Lecturer in Early Modern History

School of History, Archaeology and Religion

I am a historian of early modern England, with particular research interests in artisanal cultures, urban space and architecture, and networks of craft and ‘scientific’ knowledge. My published work has explored themes such as civic drinking and feasting rituals, material cultures of memorialisation, and gifting rites among artisans and merchants. Most recently I have written about metropolitan goldsmiths’ workshops as significant experimental spaces.

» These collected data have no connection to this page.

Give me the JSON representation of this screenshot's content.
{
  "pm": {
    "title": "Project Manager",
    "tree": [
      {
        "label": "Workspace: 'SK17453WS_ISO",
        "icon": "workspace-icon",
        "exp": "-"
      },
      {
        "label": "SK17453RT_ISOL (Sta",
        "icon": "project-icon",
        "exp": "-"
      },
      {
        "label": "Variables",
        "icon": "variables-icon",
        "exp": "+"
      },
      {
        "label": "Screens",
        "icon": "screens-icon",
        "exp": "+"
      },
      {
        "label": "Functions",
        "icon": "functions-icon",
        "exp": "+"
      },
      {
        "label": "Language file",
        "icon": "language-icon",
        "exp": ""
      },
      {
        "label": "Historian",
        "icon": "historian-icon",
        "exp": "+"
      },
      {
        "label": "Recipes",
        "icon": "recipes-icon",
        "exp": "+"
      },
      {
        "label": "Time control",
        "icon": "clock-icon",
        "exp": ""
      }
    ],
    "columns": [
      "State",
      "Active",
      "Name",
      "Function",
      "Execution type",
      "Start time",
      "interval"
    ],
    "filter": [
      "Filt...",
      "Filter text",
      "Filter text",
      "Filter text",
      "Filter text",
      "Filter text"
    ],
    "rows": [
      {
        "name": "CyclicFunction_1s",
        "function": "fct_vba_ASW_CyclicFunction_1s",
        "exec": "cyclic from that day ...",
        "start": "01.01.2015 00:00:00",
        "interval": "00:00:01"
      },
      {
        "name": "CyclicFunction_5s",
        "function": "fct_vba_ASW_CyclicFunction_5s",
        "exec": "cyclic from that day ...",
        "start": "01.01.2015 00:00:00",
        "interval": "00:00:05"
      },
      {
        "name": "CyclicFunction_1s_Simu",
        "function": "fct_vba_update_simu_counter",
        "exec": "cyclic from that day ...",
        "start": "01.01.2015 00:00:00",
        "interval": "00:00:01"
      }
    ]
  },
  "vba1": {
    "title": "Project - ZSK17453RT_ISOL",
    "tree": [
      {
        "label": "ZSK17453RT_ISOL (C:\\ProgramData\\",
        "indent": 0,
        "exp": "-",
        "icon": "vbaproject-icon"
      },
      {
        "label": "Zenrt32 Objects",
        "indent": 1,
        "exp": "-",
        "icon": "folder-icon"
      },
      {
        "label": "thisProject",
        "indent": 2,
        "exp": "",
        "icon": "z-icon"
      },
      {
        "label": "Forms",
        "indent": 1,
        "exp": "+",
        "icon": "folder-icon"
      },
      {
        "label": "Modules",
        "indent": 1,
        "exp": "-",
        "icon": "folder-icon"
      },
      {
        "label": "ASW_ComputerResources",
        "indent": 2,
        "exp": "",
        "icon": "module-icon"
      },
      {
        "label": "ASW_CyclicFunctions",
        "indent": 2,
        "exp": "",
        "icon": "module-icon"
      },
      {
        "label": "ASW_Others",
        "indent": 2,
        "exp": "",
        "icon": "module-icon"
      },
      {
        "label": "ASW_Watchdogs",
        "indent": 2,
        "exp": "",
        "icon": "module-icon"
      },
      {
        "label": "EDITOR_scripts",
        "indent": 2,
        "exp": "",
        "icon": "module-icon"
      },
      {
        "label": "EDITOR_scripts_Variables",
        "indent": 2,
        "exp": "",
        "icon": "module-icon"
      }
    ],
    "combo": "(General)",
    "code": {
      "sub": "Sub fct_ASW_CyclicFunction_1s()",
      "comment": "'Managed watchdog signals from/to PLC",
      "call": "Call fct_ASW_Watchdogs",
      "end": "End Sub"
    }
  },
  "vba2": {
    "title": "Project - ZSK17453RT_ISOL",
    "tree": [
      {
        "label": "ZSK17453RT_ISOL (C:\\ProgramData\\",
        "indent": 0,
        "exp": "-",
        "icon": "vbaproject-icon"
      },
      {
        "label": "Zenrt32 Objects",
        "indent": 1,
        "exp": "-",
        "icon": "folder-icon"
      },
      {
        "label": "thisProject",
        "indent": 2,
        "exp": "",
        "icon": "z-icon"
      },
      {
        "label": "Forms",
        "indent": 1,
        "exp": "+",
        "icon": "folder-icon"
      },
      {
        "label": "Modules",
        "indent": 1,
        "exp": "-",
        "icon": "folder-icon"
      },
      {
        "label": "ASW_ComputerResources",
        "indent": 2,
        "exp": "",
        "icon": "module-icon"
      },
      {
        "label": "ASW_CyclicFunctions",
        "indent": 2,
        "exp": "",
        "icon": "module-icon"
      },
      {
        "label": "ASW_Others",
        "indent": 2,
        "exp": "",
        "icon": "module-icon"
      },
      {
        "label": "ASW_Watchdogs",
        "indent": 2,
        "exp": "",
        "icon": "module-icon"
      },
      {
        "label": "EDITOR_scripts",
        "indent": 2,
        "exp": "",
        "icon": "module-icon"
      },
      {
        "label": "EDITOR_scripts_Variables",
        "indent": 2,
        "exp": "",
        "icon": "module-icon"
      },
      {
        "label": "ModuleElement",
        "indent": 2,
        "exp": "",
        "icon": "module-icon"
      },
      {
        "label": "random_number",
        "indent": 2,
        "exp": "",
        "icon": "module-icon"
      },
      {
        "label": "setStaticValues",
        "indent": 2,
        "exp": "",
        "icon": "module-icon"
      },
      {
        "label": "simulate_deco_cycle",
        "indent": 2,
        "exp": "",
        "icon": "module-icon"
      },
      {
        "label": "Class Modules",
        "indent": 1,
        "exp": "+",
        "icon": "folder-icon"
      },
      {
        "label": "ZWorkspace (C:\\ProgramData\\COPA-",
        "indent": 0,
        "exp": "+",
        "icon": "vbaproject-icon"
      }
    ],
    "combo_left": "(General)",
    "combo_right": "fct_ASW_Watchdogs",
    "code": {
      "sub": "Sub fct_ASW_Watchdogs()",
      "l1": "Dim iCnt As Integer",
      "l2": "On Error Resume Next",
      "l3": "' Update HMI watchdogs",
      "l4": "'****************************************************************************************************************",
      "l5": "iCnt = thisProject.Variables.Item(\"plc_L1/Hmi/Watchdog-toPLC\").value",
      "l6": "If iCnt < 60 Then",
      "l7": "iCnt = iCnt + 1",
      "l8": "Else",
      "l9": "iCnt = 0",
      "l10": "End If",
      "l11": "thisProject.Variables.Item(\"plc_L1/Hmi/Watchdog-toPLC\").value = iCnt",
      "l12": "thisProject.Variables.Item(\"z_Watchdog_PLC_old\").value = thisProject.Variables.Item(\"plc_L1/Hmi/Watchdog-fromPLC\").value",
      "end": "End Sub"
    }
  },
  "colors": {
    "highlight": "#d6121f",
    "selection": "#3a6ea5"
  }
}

My monograph, entitled Crafting identities: artisan culture in London, c.1550-1640 (forthcoming MUP), argues that the livery halls of artisanal guilds became multifunctional sites for technical innovation, civic memorialisation, and social and political exchange. Locating a fundamental intersection of craft, mercantile, ‘scientific’, and institutional knowledge cultures in England’s metropolis, it shows, for the first time, how the social and intellectual status of London’s crafts and craftsmen was embedded in spatial and material contexts.

I joined Cardiff University in January 2020 as Lecturer in Early Modern History (on the Disglair Lecturers Scheme). Prior to this I was postdoctoral research associate on a Leverhulme Trust-funded project, Metropolitan Science, at the University of Kent (2017-20), and Fellow in History at Murray Edwards College, University of Cambridge (2016-17).